Un nomade de la raison - 12ème partie





Un nomade de la raison 
sur les chemins d’Élis à Taxila

12ème partie


Pour lire les précédentes parties d'un Nomade la Raison, voir le sommaire.




Le silence et la paix de l'âme


Troisième et dernier point évoqué dans le texte d’Aristoclès de Messène : « ce qui résultera pour ceux qui sont dans cette disposition ». « Pour ceux qui se trouvent dans ces dispositions, ce qui en résultera, dit Timon, c’est d’abord l’aphasie, puis l’ataraxie ». 


L’abstention du jugement conduit à l’indifférence et l’imperturbabilité. Et l’indifférence conduit à l’aphasie qui, elle-même, ouvre à l’ataraxie, l’absence de trouble. Il faut noter cette corrélation étroite entre l’aphasie et l’ataraxie, car elle est typique du pyrrhonisme. Le langage est lourd de ce qu’il porte l’être du phénomène. Le langage tend implicitement à dire l’Être et donc à camoufler l’apparence fine des choses. 


Est-ce à dire que Pyrrhon ne sortait jamais de son silence ? Non, tel n’était pas le cas : Pyrrhon pouvait briller dans ses discours et fasciner son auditoire. L’aphasie est l’incapacité à dire les choses puisqu’on se retrouve à dire de « chaque chose qu’elle n’est pas plus qu’elle n’est pas, ou qu’elle est et n’est pas, ou qu’elle n’est ni n’est pas ». Si une chose n’est ni a, ni non-a, ni à la fois a et non-a, ni à la fois ni a, ni non a, on ne peut pas dire a de la chose, ni b, ni c, ni d, et ainsi de suite… Les mots ne s’appliquent jamais parfaitement à la chose. Dès lors, le rôle du langage est soit de préparer au silence, soit de se distancier de sa propension à véhiculer l’être, le réel grâce à l’évocation, la suggestion ou l’ironie. Il s’agit de souligner le décalage entre le langage et le réel tel qu’il s’égrène d’heure en heure, d’instant en instant. Pyrrhon appelle à vivre la vie sans que des commentaires viennent constamment troubler le silence de l’expérience.

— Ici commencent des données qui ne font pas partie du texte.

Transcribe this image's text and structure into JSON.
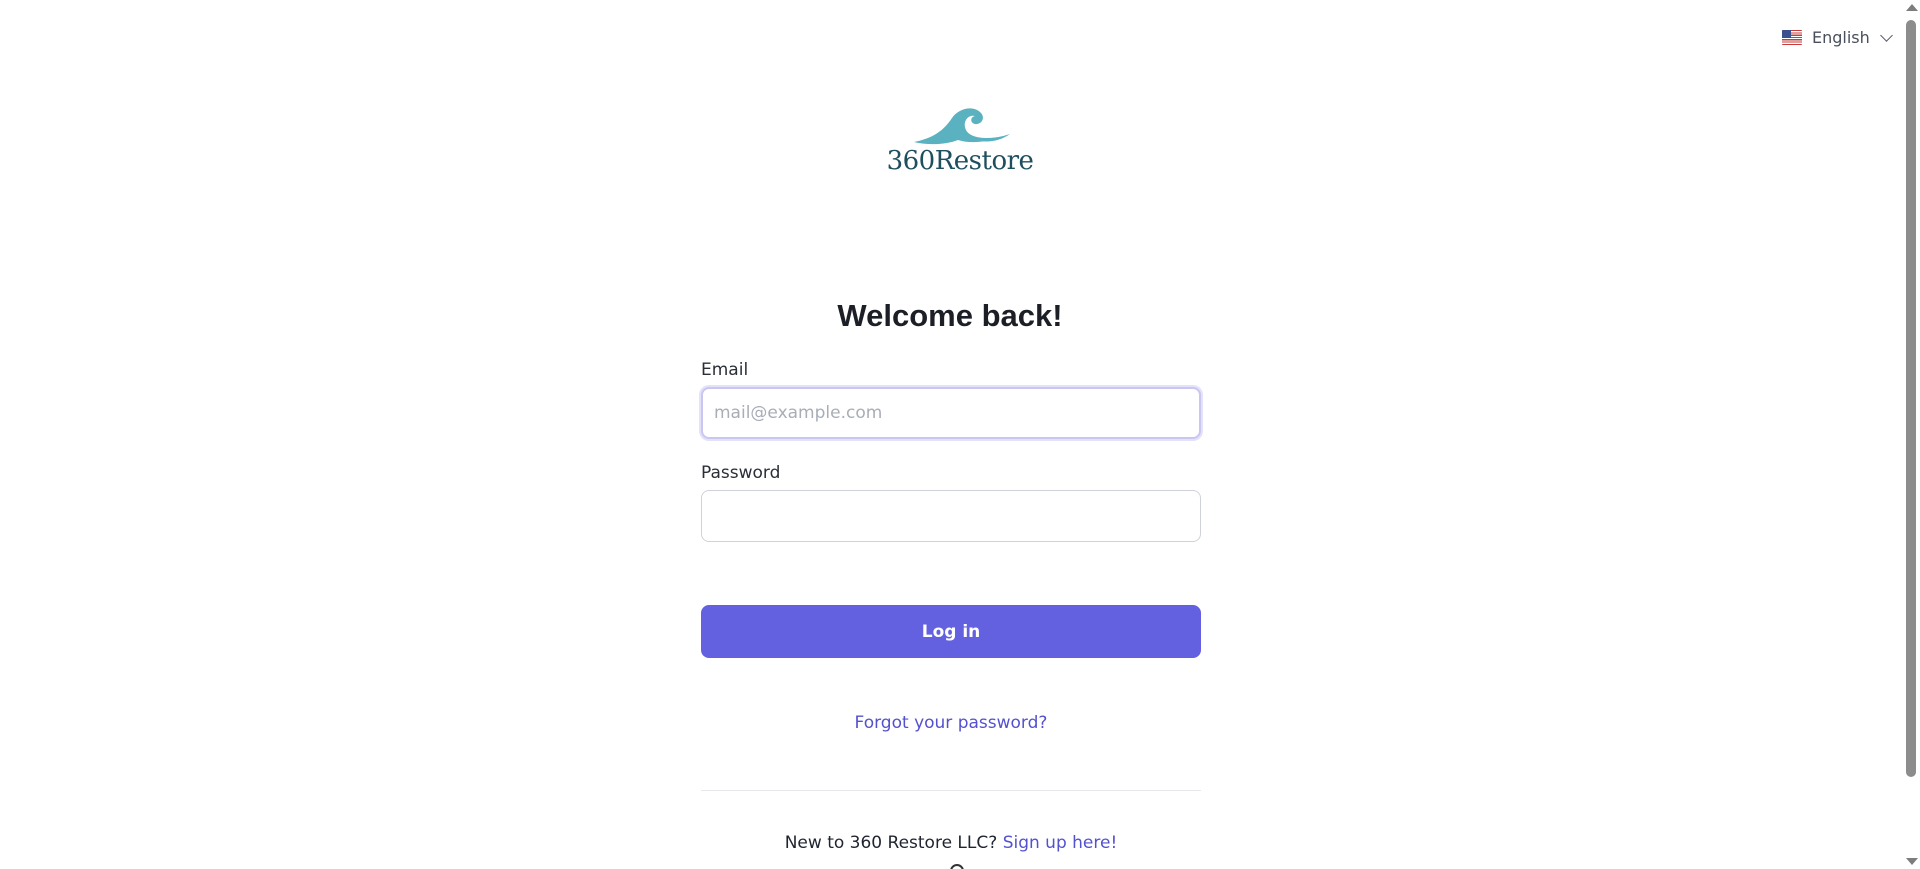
{
  "language": {
    "selected": "English",
    "flag_icon": "us-flag-icon",
    "chevron_icon": "chevron-down-icon"
  },
  "logo": {
    "text": "360Restore",
    "colors": {
      "wave": "#5ab2c0",
      "text": "#1f4f5e"
    }
  },
  "heading": "Welcome back!",
  "form": {
    "email_label": "Email",
    "email_placeholder": "mail@example.com",
    "email_value": "",
    "password_label": "Password",
    "password_value": "",
    "login_label": "Log in",
    "forgot_label": "Forgot your password?"
  },
  "signup": {
    "prompt": "New to 360 Restore LLC?",
    "link_label": "Sign up here!"
  },
  "colors": {
    "accent": "#6461e1",
    "link": "#5451cf"
  }
}
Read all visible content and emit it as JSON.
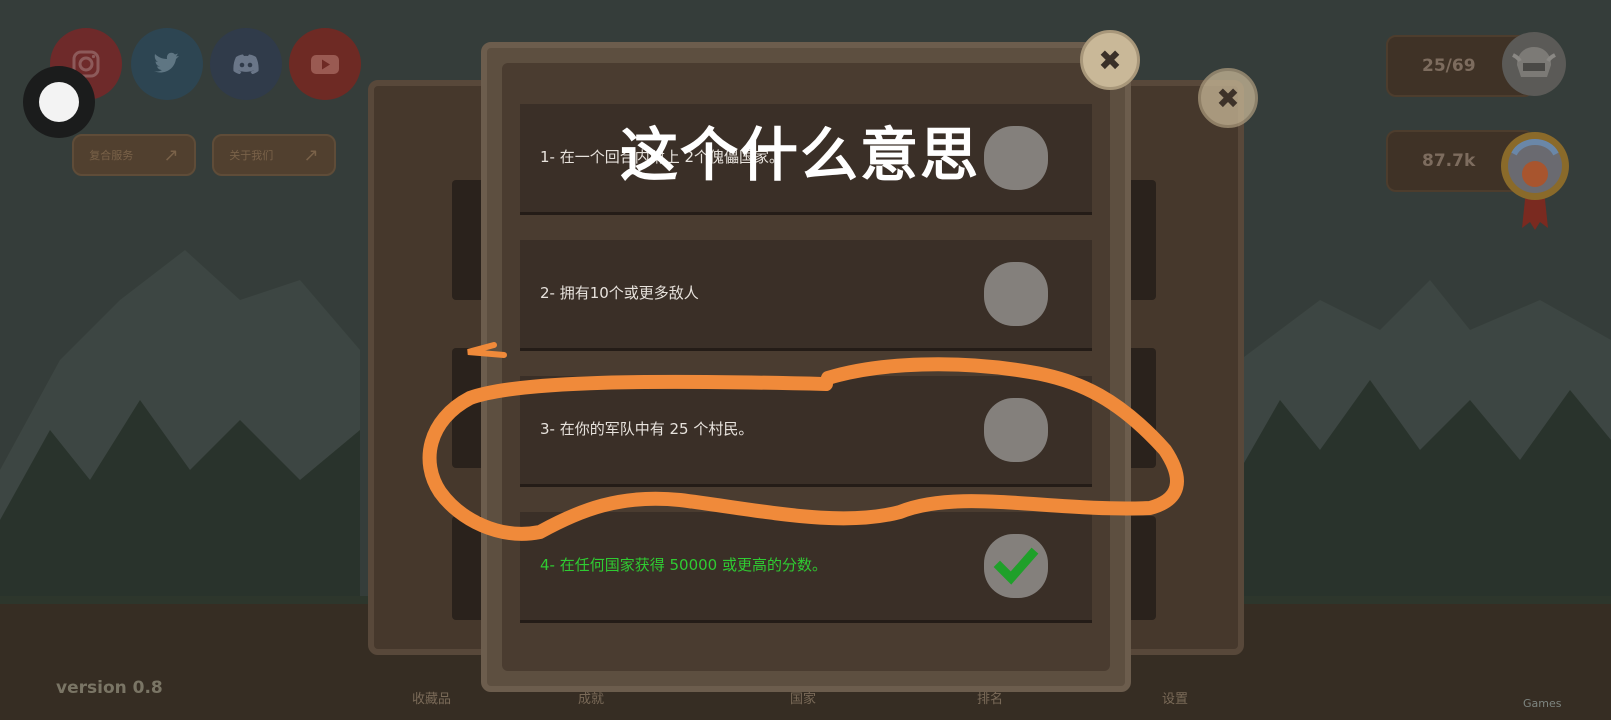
{
  "caption": "这个什么意思",
  "social": [
    {
      "name": "instagram-icon",
      "color": "#6e2a2a"
    },
    {
      "name": "twitter-icon",
      "color": "#2d4552"
    },
    {
      "name": "discord-icon",
      "color": "#303b4a"
    },
    {
      "name": "youtube-icon",
      "color": "#6e2a24"
    }
  ],
  "small_buttons": [
    {
      "label": "复合服务"
    },
    {
      "label": "关于我们"
    }
  ],
  "counters": {
    "progress": "25/69",
    "score": "87.7k"
  },
  "tasks": [
    {
      "text": "1- 在一个回合内附上 2个傀儡国家。",
      "done": false
    },
    {
      "text": "2- 拥有10个或更多敌人",
      "done": false
    },
    {
      "text": "3- 在你的军队中有 25 个村民。",
      "done": false
    },
    {
      "text": "4- 在任何国家获得 50000 或更高的分数。",
      "done": true
    }
  ],
  "nav": [
    "收藏品",
    "成就",
    "国家",
    "排名",
    "设置"
  ],
  "version": "version 0.8",
  "watermark": "Games",
  "colors": {
    "highlight": "#f08a3a",
    "done_text": "#2fcb32",
    "check": "#1fa02a"
  }
}
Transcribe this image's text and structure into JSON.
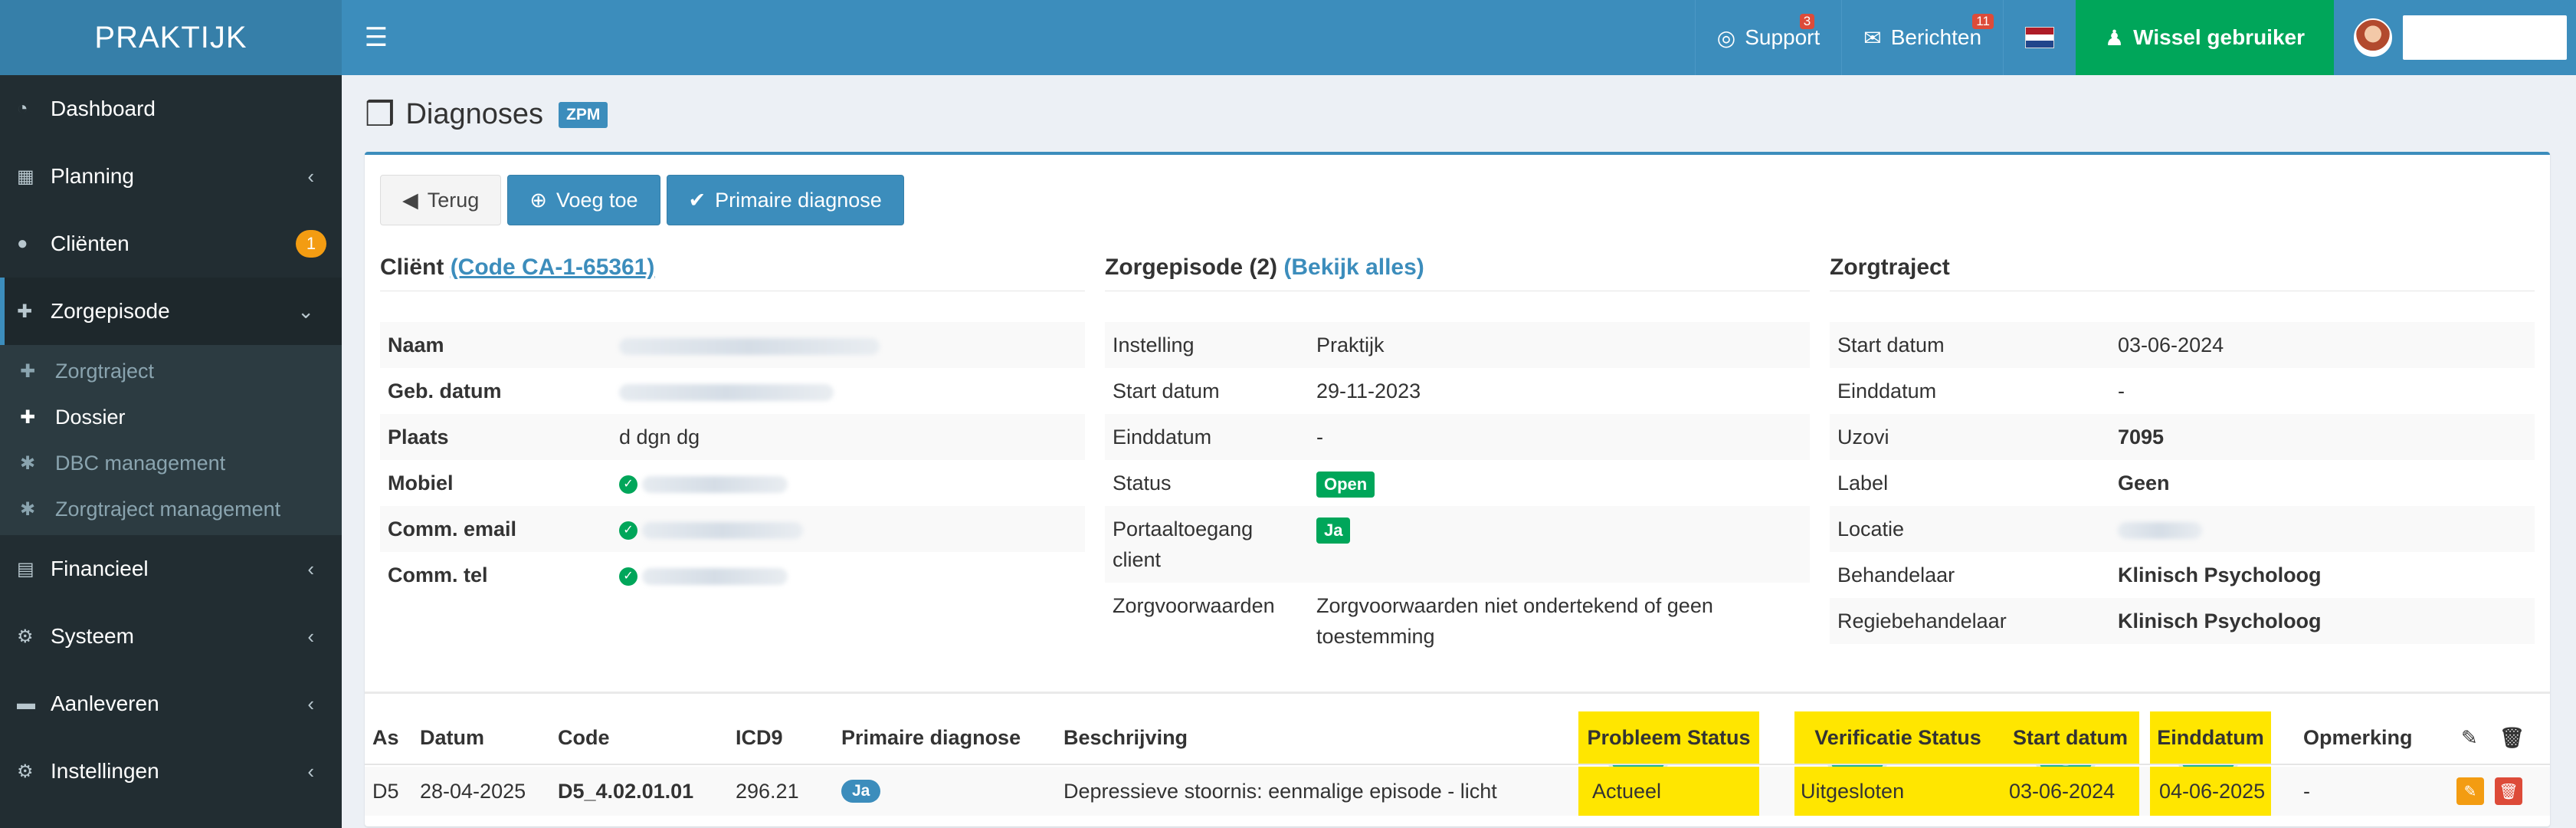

Bien sûr, Pyrrhon n’a pas arrêté complètement de parler dès lors qu’il a découvert l’aphasie. En Inde, certains yogins respectent parfois des vœux de silence qui peuvent courir dans certains cas pas moins de douze ans durant lesquels ils ne prononcent pas un mot. Pourtant, ils communiquent encore : le silence n’abolit pas la communication. Certaines choses se communiquent par des sourires, des gestes, des attitudes, des regards, etc. Mais pour autant qu’on le sache, en-dehors de ses retraites solitaires, Pyrrhon parlait ; et il parlait même très bien si l’on en croit Nausiphane : Pyrrhon savait excellemment captiver son auditoire. Epicure d’ailleurs insistait beaucoup auprès de Nausiphane pour avoir des nouvelles de Pyrrhon1


Certes, Pyrrhon fascinait par son esthétique d’existence si particulière ainsi que son absence complète de moralisme alliée à une vie très morale et très rigoureuse : Victor Brochard considère même que Pyrrhon « fut une sorte de saint sous l’invocation duquel le scepticisme se plaça2 ». Mais Pyrrhon fascinait aussi pour ses discours et par son éloquence si particulière. Aphasie ne veut donc pas dire absence de langage, mais un rapport différent à ce langage, plus apaisé, qui ne s’impose pas constamment à la pensée intérieure, qui n’enferme pas l’individu dans toutes sortes de jugements à propos de tout et de rien. Ce bavardage mental se calme sous l’effet de l’indifférence et quand il cesse de vouloir donner à l’apparence un habit et une consistance faite d’être et non-être, de réalité et d’irréalité, d’estimable ou de méprisable, alors l’esprit fait l’expérience de l’aphasie pyrrhonienne. Dans l’aphasie, le langage existe encore, mais il ne s’oppose plus aux apparences. Il laisse les apparences se succéder les unes aux autres dans le flux de la vie comme le courant du fleuve qui s’écoule tranquillement sans faire d’histoire. Dans l’aphasie, le langage s’apparente au chant des oiseaux, aux babillements d’un bambin  ou au bruit du vent dans le feuillage; le langage redevient une apparence qui ne s’oppose pas au silence de la nature.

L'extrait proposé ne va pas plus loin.